Numéro d'arrêt : 30600
Numéro NOR : CETATEXT000007712431 ?
Identifiant URN:LEX : urn:lex;fr;conseil.etat;arret;1984-01-18;30600 ?

Analyses :

RESPONSABILITE DE LA PUISSANCE PUBLIQUE - FAITS SUSCEPTIBLES OU NON D'OUVRIR UNE ACTION EN RESPONSABILITE - FONDEMENT DE LA RESPONSABILITE - RESPONSABILITE SANS FAUTE - COLLABORATEURS BENEVOLES - Ambulancier en stage dans un centre hospitalier régional.

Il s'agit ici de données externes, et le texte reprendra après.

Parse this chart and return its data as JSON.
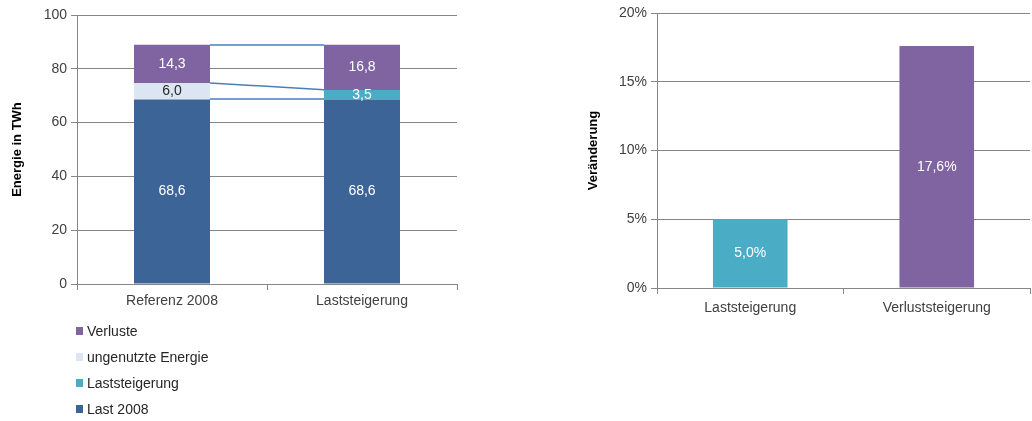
{
  "chart_data": [
    {
      "type": "bar",
      "stacked": true,
      "categories": [
        "Referenz 2008",
        "Laststeigerung"
      ],
      "ylabel": "Energie in TWh",
      "ylim": [
        0,
        100
      ],
      "yticks": [
        0,
        20,
        40,
        60,
        80,
        100
      ],
      "grid": "y",
      "legend": "bottom left",
      "series": [
        {
          "name": "Last 2008",
          "color": "#3c6496",
          "values": [
            68.6,
            68.6
          ],
          "value_labels": [
            "68,6",
            "68,6"
          ]
        },
        {
          "name": "Laststeigerung",
          "color": "#4bacc6",
          "values": [
            null,
            3.5
          ],
          "value_labels": [
            null,
            "3,5"
          ]
        },
        {
          "name": "ungenutzte Energie",
          "color": "#dce6f2",
          "values": [
            6.0,
            null
          ],
          "value_labels": [
            "6,0",
            null
          ]
        },
        {
          "name": "Verluste",
          "color": "#8064a2",
          "values": [
            14.3,
            16.8
          ],
          "value_labels": [
            "14,3",
            "16,8"
          ]
        }
      ]
    },
    {
      "type": "bar",
      "categories": [
        "Laststeigerung",
        "Verluststeigerung"
      ],
      "values": [
        5.0,
        17.6
      ],
      "colors": [
        "#4bacc6",
        "#8064a2"
      ],
      "value_labels": [
        "5,0%",
        "17,6%"
      ],
      "ylabel": "Veränderung",
      "ylim": [
        0,
        20
      ],
      "yticks": [
        {
          "value": 0,
          "label": "0%"
        },
        {
          "value": 5,
          "label": "5%"
        },
        {
          "value": 10,
          "label": "10%"
        },
        {
          "value": 15,
          "label": "15%"
        },
        {
          "value": 20,
          "label": "20%"
        }
      ],
      "grid": "y"
    }
  ]
}
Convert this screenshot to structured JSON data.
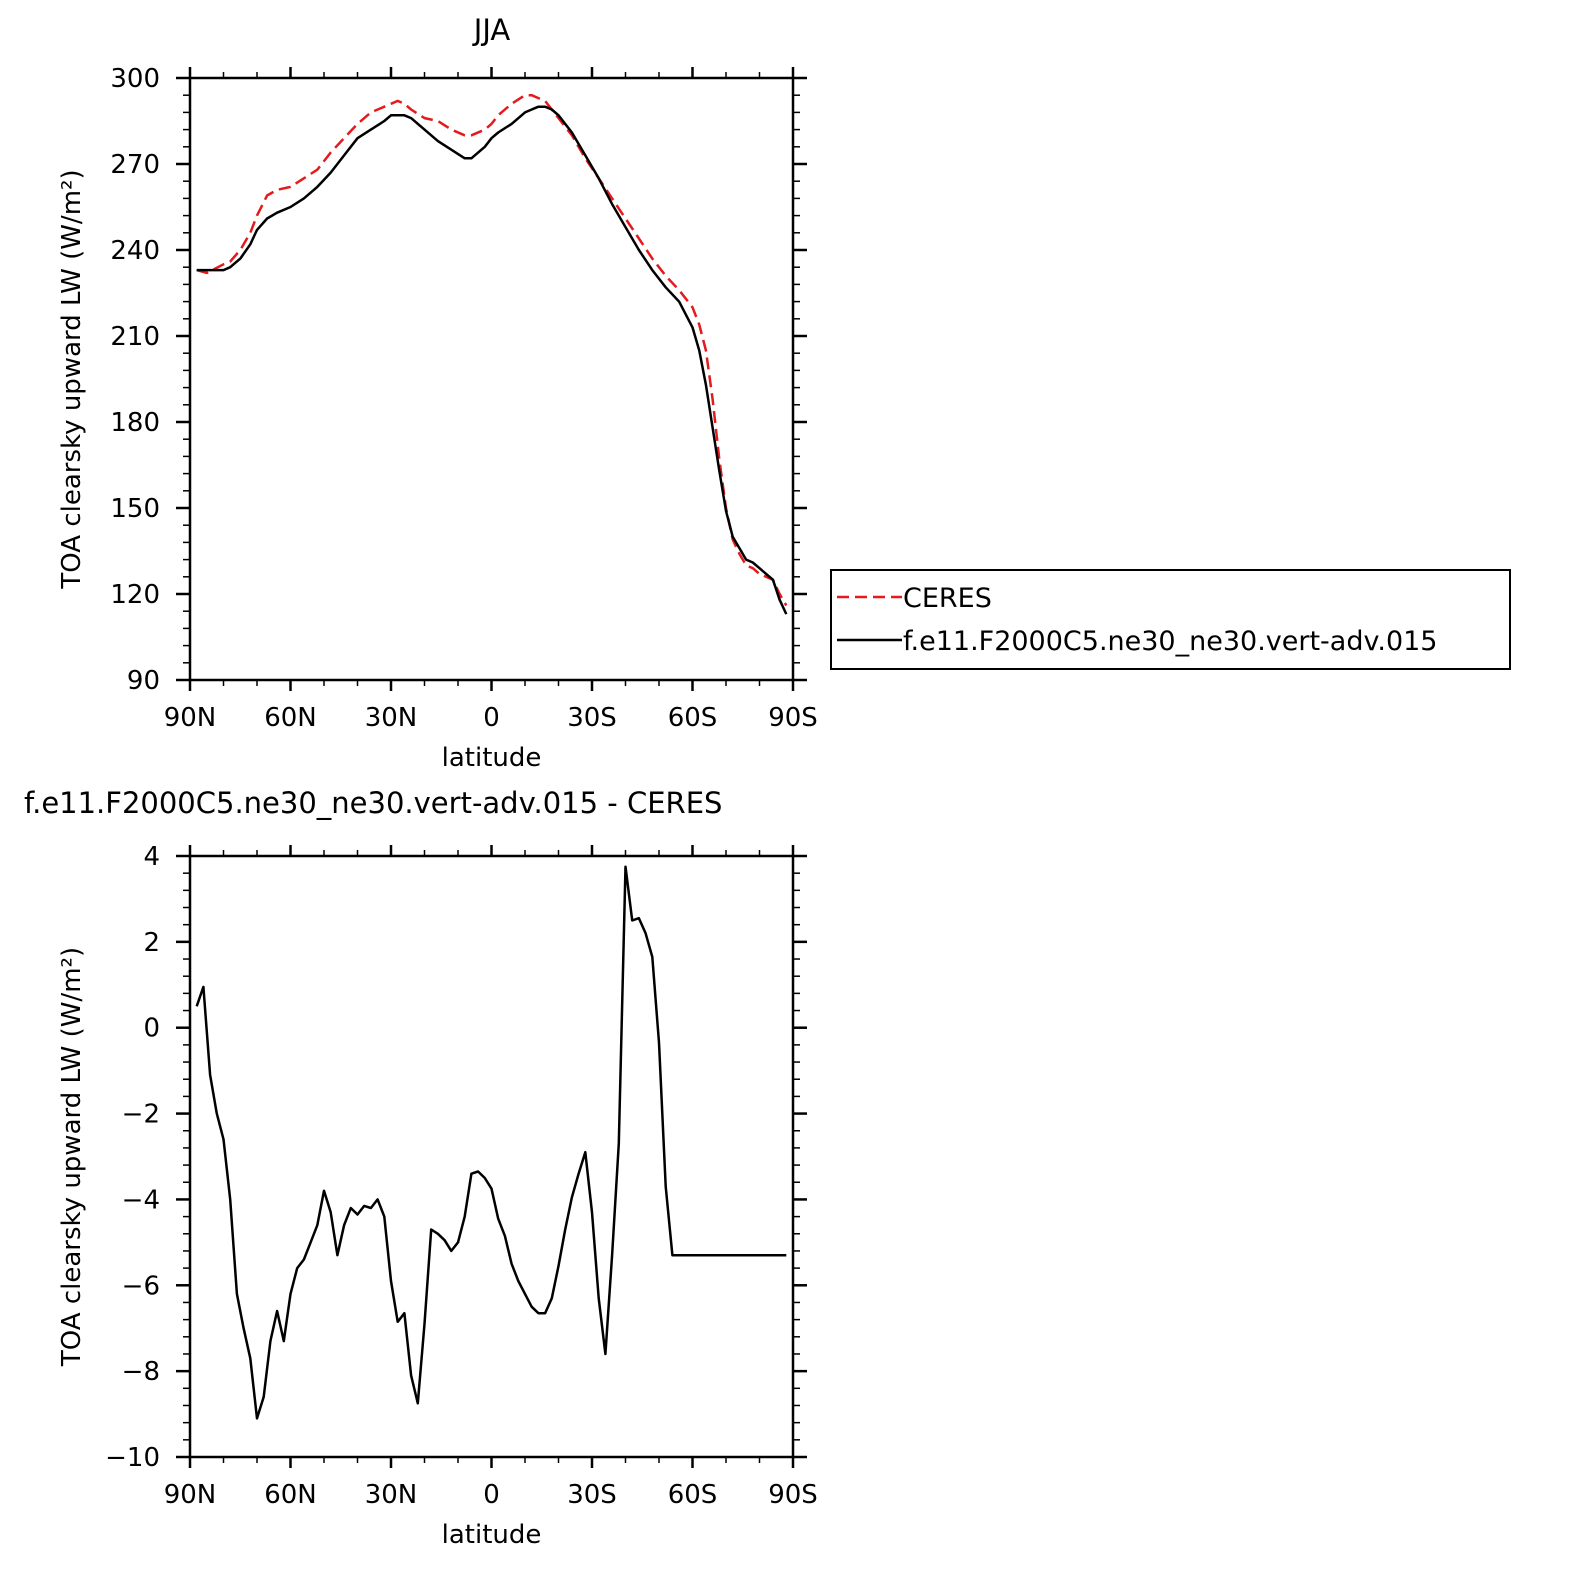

60-01-02-01-01, 60-02-01-01 Ambulancier suivant un stage non rémunéré dans les services d'un centre hospitalier régional, gravement blessé lors de l'évacuation d'un malade, alors qu'il accompagnait le personnel du groupe mobile d'urgence et de réanimation, dont l'effectif se trouvait insuffisant. En dépit du fait qu'en raison du stage qu'il accomplissait il pouvait être amené normalement à prêter son concours sous diverses formes au service public hospitalier, l'intéressé, qui ne relevait d'ailleurs à l'époque d'aucun régime de couverture des risques professionnels, doit être regardé en l'espèce comme un collaborateur occasionnel de ce service. Responsabilité du centre hospitalier engagée à son égard sur le fondement du risque.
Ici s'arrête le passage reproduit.